Unit 3 of the Ohi nuclear power plant in Japan’s Fukui Prefecture today resumed commercial operation, Kansai Electric Power Company announced. The reactor is the sixth to be restarted after clearing the country’s revised safety regulations.

Following the shutdown of all of Japan’s reactors after the March 2011 accident at the Fukushima Daiichi plant, Ohi 3 and 4 were given permission to resume operation in August 2012. However, the two 1180 MWe pressurized water reactors (PWRs) were taken offline again for Nuclear Regulation Authority (NRA) inspections in September 2013.

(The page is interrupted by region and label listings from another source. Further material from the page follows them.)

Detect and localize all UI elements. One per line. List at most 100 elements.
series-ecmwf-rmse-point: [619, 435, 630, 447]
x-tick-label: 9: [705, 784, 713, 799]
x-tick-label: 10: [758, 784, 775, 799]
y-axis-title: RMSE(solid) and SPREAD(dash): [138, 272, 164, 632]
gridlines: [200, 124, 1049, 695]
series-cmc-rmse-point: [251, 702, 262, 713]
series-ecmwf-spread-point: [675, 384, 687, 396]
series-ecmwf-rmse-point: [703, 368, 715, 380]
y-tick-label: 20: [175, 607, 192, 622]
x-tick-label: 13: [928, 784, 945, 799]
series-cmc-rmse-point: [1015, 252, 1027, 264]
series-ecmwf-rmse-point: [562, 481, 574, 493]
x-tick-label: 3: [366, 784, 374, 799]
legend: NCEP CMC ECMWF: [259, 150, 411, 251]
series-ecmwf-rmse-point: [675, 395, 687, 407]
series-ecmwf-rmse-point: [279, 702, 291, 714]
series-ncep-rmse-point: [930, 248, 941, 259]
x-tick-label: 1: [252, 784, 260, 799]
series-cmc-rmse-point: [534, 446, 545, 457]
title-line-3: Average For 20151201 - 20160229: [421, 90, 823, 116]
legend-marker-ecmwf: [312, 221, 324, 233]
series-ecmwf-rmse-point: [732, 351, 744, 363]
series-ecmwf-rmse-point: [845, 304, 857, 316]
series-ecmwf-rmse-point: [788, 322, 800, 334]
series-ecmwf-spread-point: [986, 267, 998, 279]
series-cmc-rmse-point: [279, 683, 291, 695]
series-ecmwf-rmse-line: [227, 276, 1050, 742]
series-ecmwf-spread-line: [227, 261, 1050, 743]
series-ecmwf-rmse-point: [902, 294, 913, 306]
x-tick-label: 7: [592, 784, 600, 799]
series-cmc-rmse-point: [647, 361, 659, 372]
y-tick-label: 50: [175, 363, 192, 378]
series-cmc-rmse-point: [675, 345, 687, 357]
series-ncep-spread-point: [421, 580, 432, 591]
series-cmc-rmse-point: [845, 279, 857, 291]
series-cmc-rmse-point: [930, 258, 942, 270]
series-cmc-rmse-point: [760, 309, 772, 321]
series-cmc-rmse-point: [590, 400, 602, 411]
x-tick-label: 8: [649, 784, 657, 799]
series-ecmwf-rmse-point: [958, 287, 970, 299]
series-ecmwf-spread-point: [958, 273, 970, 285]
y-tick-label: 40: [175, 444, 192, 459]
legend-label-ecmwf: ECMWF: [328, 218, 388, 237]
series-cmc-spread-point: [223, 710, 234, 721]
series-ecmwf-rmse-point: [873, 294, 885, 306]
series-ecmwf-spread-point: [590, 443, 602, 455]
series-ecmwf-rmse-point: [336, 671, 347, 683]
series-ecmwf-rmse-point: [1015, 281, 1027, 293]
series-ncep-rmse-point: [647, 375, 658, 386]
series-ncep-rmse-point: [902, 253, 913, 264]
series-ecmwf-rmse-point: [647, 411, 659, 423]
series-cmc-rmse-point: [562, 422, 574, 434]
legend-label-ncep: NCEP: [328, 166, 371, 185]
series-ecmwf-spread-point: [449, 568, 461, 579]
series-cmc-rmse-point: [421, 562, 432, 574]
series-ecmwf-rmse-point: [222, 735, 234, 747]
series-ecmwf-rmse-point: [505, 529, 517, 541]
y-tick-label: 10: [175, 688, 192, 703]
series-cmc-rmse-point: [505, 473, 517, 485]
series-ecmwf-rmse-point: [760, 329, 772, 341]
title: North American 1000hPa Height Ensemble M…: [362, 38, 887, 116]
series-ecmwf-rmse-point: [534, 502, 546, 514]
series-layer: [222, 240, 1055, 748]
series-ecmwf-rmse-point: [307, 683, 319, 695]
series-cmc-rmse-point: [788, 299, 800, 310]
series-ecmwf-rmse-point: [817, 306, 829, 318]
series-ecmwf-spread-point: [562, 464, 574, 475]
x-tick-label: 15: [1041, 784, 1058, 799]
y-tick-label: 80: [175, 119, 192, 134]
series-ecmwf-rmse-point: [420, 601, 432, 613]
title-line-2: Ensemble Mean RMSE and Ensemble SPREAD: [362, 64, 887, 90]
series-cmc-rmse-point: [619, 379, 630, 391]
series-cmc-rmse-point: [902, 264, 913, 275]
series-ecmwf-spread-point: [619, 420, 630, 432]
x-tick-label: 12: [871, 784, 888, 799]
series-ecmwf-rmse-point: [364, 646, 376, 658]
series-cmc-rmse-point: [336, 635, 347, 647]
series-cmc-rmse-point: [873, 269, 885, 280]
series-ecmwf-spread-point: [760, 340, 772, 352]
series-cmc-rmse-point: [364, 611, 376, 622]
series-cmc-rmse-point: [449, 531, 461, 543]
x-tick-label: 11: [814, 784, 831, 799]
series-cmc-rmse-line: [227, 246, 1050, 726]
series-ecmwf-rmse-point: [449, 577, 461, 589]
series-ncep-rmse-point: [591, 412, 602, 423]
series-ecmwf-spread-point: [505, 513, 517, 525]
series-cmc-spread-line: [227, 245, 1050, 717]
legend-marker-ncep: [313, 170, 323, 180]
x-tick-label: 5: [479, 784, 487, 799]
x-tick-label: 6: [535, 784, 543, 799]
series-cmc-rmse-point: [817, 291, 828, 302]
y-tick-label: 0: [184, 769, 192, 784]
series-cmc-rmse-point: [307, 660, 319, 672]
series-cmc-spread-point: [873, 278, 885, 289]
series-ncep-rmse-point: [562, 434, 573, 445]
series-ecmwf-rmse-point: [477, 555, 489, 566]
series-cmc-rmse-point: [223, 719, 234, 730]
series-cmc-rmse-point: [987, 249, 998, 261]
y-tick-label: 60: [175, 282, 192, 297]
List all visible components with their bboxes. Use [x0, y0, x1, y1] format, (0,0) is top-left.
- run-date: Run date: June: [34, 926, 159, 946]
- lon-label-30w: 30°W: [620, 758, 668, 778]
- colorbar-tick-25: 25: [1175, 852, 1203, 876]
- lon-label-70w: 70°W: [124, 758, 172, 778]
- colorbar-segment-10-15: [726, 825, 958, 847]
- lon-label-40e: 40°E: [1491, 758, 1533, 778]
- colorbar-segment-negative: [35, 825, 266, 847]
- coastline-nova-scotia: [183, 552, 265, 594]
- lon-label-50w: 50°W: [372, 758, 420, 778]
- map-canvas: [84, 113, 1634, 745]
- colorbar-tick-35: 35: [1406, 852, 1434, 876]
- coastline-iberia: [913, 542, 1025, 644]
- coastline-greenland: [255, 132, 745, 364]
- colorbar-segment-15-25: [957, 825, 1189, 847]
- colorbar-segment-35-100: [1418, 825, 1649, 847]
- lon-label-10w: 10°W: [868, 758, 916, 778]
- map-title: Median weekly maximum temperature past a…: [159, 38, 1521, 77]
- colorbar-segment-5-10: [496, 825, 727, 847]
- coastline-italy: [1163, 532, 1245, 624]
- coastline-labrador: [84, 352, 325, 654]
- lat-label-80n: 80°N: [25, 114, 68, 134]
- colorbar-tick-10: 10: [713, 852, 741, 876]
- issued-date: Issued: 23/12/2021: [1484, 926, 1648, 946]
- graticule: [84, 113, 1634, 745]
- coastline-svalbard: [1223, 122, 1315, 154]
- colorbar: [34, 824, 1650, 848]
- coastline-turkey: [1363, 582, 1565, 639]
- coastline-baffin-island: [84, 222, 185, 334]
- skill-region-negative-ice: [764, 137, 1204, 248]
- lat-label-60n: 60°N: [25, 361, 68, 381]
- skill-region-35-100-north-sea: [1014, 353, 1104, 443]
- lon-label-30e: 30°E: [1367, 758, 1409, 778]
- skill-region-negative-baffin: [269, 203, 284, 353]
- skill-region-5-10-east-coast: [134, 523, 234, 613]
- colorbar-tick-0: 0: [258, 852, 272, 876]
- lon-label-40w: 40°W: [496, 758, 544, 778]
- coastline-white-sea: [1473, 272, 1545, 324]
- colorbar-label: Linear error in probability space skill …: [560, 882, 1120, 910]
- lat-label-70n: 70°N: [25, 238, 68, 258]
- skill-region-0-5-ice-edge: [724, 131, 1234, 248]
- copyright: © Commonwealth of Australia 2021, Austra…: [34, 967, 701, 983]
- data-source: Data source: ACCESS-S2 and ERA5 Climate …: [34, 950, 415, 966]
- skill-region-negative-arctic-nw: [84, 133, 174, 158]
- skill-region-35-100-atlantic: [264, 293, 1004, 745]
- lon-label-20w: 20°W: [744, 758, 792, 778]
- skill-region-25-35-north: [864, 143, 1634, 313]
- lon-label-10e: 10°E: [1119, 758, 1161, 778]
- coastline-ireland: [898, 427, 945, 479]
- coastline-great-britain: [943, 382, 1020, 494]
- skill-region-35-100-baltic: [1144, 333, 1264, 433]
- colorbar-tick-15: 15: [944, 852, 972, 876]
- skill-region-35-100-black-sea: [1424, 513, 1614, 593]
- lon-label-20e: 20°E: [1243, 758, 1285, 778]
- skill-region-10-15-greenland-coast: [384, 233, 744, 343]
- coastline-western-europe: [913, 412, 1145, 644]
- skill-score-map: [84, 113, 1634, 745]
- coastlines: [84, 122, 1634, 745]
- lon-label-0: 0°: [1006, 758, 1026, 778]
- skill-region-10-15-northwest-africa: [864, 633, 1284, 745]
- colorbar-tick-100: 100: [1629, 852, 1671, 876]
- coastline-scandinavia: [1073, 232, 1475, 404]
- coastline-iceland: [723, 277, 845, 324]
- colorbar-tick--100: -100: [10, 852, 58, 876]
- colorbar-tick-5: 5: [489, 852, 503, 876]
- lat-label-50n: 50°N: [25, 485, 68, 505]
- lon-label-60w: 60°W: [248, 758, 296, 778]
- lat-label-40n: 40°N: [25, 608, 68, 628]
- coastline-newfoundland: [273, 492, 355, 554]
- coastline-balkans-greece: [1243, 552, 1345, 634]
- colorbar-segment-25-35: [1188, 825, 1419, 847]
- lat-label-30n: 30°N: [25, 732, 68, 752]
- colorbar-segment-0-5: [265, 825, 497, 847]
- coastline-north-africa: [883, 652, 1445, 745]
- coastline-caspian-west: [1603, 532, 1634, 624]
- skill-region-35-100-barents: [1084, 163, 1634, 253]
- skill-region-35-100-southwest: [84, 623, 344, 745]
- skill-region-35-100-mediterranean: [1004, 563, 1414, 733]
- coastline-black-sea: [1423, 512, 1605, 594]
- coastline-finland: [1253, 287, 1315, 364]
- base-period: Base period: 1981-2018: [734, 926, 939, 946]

Ohi 3 is the sixth of Japan’s 42 operable reactors which have so far cleared inspections confirming they meet the new regulatory safety standards and have resumed operation. The others are: Kyushu’s Sendai units 1 and 2; Shikoku’s Ikata unit 3; and Kansai’s Takahama units 3 and 4. Another 18 reactors have applied to restart.

In August 2017 the IEEJ in its Economic and Energy Outlook for FY2018 said that it expected at least ten reactors to be online by March 2019, generating 65.6 TWh/yr and representing 7% of total electricity. These would contribute JPY 500 billion to GDP. In a high case scenario, 17 reactors are online then, providing 99 TWh/yr.

The reactor restarts are facing significant implementation costs ranging from US$700 million to US$1 billion per unit, regardless of reactor size or age. From FY 2011 to March 2017 the total cost is estimated at JPY 1900 billion ($17.4 billion) for eight companies, according to a JAIF survey.

Impact of the nuclear shutdowns

Japan has increased fuel imports are costing about ¥3.8 to 4.0 trillion ($40 billion) per year.
Generation cost was up 56% from ¥8.6/kWh to 13.5/kWh in FY 2012.

About 100 million tonnes per year more CO2 is being emitted than when the reactors were operating, adding 8% to the country’s emissions. Emissions from electricity generation accounted for 486 Mt CO2 (36.2%) of the country’s total in fiscal 2012, compared with 377 Mt (30%) in 2010.